8.20.2009

Fervor de Blog


Six years into this blog, I find myself moving further away from the self and closer to translation, to the pleasures of reading. In my boxes in storage at my family’s house outside Boston, I’ve come across several books that point to those pleasures, including my copy of Cortázar’s Rayuela and several editions of Borges. One of these, Obra poética, 1 (1923-1929), includes his first book Fervor de Buenos Aires. I’d first read his poems for a seminar on Borges ten years ago and I recall being underwhelmed by them. But rereading his poems now I find plenty I like, such as this fragment:


“En busca de la tarde
fui apurando en vano las calles.
Ya estaban los zaguanes entorpecidos de sombra.”
(“La plaza San Martín”)


In his 1932 book of essays Discusión, he makes comments about translation that help me in my own versions of Juan Sánchez Peláez, or in these quicker excursions here on the blog. The blog allows an avenue for immediate dissemination and, more importantly, a sense that I can read alongside others, in the company of fellow readers. I now translate what has already been translated from his essay on Homer, “Las versiones homéricas”:


“Bertrand Russell defines an external object as an irradiating, circular system of possible impressions; the same can be said about a text, given the incalculable repercussions of the verbal. A partial and precious document of the vicissitudes it suffers remain in its translations. What are the many versions of the Iliad from Chapman to Magnien if not diverse perspectives of an event in motion, if not a long experimental raffle of omissions and emphasis? (There is not an essential need to change languages, that deliberate game of attention is not impossible within a single literature.) To presuppose that any recombination of elements has to be inferior to its original, is to presuppose that draft 9 has to be inferior to draft H – since there can only be drafts. The concept of a definitive text only correponds to religion or to exhaustion.”
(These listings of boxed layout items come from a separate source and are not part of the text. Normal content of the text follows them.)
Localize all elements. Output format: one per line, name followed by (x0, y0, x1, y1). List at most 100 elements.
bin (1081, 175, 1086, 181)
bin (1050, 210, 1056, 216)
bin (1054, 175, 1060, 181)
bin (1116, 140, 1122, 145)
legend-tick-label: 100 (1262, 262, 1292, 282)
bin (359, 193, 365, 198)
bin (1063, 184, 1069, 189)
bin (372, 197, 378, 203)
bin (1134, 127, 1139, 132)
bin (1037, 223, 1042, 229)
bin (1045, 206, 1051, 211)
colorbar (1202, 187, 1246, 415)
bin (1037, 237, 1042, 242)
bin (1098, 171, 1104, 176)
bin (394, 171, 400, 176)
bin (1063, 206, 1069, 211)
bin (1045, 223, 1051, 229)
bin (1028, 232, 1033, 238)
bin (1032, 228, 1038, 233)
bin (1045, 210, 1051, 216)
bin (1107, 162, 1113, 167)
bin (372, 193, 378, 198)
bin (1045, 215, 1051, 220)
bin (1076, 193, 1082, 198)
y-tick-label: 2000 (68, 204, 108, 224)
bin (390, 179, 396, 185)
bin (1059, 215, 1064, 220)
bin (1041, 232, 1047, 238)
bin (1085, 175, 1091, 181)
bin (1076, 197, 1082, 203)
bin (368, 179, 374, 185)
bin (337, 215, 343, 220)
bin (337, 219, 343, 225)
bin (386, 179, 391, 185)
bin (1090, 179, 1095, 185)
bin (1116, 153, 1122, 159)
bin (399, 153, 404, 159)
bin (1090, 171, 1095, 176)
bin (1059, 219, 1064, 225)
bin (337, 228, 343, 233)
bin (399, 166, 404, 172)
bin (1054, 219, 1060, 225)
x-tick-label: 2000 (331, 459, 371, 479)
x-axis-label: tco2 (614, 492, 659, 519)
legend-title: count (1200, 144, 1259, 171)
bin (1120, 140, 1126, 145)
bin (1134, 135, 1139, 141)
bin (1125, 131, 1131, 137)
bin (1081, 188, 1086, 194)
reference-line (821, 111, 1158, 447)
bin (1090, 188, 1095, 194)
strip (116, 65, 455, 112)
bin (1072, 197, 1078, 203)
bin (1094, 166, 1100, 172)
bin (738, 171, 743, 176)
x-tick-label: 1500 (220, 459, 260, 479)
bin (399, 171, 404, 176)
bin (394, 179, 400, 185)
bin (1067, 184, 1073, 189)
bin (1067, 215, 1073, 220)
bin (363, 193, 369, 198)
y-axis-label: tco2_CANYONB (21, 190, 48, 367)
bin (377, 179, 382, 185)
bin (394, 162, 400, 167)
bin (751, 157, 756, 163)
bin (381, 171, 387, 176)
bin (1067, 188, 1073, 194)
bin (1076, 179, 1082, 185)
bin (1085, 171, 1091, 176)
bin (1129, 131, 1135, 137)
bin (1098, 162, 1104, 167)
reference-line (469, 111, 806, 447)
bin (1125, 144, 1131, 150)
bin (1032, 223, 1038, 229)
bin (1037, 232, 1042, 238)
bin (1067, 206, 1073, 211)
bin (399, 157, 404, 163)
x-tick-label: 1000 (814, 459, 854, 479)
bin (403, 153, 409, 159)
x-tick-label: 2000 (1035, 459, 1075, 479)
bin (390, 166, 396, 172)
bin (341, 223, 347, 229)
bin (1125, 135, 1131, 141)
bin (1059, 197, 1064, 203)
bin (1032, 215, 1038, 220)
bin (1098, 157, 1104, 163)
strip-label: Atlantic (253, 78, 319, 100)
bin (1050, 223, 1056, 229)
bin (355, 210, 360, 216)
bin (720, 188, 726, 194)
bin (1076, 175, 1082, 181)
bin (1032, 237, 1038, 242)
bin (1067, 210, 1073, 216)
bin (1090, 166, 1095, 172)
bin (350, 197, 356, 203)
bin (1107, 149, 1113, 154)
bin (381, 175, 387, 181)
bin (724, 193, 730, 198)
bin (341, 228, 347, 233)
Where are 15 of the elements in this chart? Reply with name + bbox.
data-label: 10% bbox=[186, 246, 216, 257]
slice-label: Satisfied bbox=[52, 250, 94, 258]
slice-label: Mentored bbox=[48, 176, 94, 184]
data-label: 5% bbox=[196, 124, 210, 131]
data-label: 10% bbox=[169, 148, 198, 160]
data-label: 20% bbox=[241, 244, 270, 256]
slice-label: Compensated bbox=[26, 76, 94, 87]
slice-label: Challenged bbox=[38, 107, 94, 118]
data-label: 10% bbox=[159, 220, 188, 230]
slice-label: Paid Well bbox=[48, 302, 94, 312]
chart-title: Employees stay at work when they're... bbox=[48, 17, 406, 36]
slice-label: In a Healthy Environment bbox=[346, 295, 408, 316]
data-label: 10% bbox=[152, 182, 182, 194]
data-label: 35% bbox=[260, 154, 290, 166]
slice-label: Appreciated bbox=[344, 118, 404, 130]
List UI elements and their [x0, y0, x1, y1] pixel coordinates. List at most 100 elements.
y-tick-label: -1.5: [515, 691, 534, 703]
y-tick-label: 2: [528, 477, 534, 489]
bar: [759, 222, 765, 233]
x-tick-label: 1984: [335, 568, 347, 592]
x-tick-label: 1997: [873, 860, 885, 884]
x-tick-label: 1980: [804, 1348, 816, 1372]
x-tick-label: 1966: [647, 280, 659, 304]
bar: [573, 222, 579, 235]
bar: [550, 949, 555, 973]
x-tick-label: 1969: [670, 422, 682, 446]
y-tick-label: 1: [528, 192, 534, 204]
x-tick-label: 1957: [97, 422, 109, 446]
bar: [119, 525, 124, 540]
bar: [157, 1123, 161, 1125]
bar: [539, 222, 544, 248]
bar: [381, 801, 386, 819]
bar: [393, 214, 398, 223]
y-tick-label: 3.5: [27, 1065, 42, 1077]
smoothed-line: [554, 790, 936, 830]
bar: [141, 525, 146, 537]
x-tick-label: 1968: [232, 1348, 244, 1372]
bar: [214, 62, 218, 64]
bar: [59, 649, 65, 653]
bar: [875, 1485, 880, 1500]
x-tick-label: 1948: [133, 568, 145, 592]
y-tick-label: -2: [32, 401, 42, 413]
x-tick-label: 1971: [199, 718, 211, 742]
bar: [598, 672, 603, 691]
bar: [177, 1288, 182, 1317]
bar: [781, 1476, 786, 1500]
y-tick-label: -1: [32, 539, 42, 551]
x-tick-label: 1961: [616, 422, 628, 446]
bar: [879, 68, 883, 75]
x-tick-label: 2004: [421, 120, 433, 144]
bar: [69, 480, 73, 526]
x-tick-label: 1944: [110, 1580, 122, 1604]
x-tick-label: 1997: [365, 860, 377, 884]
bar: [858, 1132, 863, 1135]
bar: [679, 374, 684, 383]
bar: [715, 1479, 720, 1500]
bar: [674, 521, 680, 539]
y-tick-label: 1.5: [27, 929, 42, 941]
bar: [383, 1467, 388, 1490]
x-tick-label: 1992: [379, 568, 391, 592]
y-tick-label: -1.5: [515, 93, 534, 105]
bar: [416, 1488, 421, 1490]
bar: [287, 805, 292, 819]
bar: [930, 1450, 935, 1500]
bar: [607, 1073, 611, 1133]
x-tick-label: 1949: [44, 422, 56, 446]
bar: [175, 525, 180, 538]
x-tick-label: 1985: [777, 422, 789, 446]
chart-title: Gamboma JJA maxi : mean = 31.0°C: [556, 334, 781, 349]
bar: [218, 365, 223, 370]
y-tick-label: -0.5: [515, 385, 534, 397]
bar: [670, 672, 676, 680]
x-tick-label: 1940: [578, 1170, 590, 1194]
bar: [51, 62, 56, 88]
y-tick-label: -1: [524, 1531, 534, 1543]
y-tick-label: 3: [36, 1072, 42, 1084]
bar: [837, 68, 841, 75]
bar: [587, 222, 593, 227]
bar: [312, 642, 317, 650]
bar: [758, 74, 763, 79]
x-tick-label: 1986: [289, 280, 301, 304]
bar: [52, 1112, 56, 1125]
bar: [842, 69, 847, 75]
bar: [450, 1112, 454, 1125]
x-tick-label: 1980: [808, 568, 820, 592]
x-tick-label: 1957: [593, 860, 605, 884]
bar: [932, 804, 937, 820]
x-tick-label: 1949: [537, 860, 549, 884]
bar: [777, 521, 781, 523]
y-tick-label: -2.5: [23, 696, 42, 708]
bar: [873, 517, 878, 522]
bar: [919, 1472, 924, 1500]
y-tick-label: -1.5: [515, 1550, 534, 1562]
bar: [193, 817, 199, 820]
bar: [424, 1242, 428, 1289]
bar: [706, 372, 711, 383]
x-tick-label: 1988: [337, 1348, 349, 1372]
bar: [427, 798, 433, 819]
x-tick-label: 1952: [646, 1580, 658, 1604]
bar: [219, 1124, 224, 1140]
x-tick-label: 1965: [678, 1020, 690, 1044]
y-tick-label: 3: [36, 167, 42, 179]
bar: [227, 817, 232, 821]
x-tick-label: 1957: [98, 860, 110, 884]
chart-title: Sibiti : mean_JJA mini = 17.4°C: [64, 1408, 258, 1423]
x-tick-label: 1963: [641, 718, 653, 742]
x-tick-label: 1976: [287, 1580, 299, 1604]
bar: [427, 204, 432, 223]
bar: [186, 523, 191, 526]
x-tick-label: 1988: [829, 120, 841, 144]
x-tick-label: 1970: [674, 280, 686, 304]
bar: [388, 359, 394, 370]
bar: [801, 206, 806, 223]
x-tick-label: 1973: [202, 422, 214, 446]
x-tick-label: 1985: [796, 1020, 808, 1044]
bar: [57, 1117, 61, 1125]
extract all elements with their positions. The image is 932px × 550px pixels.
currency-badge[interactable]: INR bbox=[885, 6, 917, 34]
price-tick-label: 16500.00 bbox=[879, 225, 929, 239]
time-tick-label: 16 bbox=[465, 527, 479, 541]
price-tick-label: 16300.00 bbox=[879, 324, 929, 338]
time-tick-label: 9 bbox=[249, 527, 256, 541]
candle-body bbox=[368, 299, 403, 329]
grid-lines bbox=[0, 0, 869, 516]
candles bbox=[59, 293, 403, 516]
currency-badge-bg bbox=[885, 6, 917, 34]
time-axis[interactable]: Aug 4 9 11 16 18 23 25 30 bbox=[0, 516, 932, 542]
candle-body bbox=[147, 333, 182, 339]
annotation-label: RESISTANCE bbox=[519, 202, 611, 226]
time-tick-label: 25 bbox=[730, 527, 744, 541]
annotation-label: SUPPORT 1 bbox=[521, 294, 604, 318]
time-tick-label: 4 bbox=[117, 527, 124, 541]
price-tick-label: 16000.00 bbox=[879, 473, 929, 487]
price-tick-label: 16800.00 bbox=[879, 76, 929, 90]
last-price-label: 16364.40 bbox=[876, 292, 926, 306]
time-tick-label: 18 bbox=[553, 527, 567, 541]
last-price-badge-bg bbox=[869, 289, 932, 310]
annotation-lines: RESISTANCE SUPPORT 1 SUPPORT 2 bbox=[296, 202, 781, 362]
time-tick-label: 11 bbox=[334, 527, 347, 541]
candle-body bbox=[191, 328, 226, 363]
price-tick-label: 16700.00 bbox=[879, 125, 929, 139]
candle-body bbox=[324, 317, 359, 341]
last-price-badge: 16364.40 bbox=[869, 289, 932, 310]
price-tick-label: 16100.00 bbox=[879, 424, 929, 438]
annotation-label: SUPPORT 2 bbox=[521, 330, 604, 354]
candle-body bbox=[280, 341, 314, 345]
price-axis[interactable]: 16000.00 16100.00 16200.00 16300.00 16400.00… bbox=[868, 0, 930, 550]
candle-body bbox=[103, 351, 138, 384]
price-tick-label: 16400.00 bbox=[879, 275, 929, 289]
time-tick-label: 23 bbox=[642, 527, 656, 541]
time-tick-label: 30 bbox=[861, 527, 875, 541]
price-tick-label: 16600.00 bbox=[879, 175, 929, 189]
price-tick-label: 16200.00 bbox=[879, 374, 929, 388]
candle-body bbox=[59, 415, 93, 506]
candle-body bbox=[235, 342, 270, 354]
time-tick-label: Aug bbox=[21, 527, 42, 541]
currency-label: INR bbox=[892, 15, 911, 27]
Traveling in Mérida last month, I was amazed by the scale of the mountains there, the overwhelming beauty of how the clouds would roll into the valleys, hills and villages of the Páramo region above the city of Mérida, the sound of the wind as it moved among the pine trees surrounding the Laguna de Mucubají, or the river as it passed through the town of Apartaderos. In Mérida and in Caracas I was lucky enough to find a few books for this library I inhabit with gratitude. The less I write here about myself the better, as there’s so much to read and the trees and fog are vast enough.

A partial list of Venezuelan books I’d want to comment on or translate from here, if I could find the time: Carlos Ávila, Mujeres recién bañadas (Mondadori, forthcoming), Israel Centeno, Calletania (Editorial Periférica, 2008), Luis Alberto Crespo, En lugar del resplandor. Antología poética (1968-1990) (Monte Ávila Editores, 2007), Enza García Arreaza, Cállate poco a poco (Monte Ávila Editores, 2007), Ángel Gustavo Infante, Cerrícola y otros relatos (Memorias de Altagracia/La Liebre Libre, 2004), Eduardo Mariño, A la salida del fastuoso recital (Monte Ávila Editores, 2009) and La salvación por el hastío (Fundación Editorial el perro y la rana, 2006), Juan Carlos Méndez Guédez, Retrato de Abel con isla volcánica al fondo (Editorial Troya, 1997), Mario Morenza, Pasillos de mi memoria ajena (Monte Ávila Editores, 2007) and La senda de los diálogos perdidos (Editorial Equinoccio, 2008), Ramón Palomares, Antología poética (Monte Ávila Editores, 2005), Gabriel Payares, Cuando bajaron las aguas (Monte Ávila Editores, 2008), Armando Rojas Guardia, Patria y otros poemas (Editorial Equinoccio, 2008), Ludovico Silva, Teoría poética (Editorial Equinoccio, 2008), Víctor Valera Mora, Nueva antología (Monte Ávila Editores, 2004). Fervor de blog, reading oneself in others.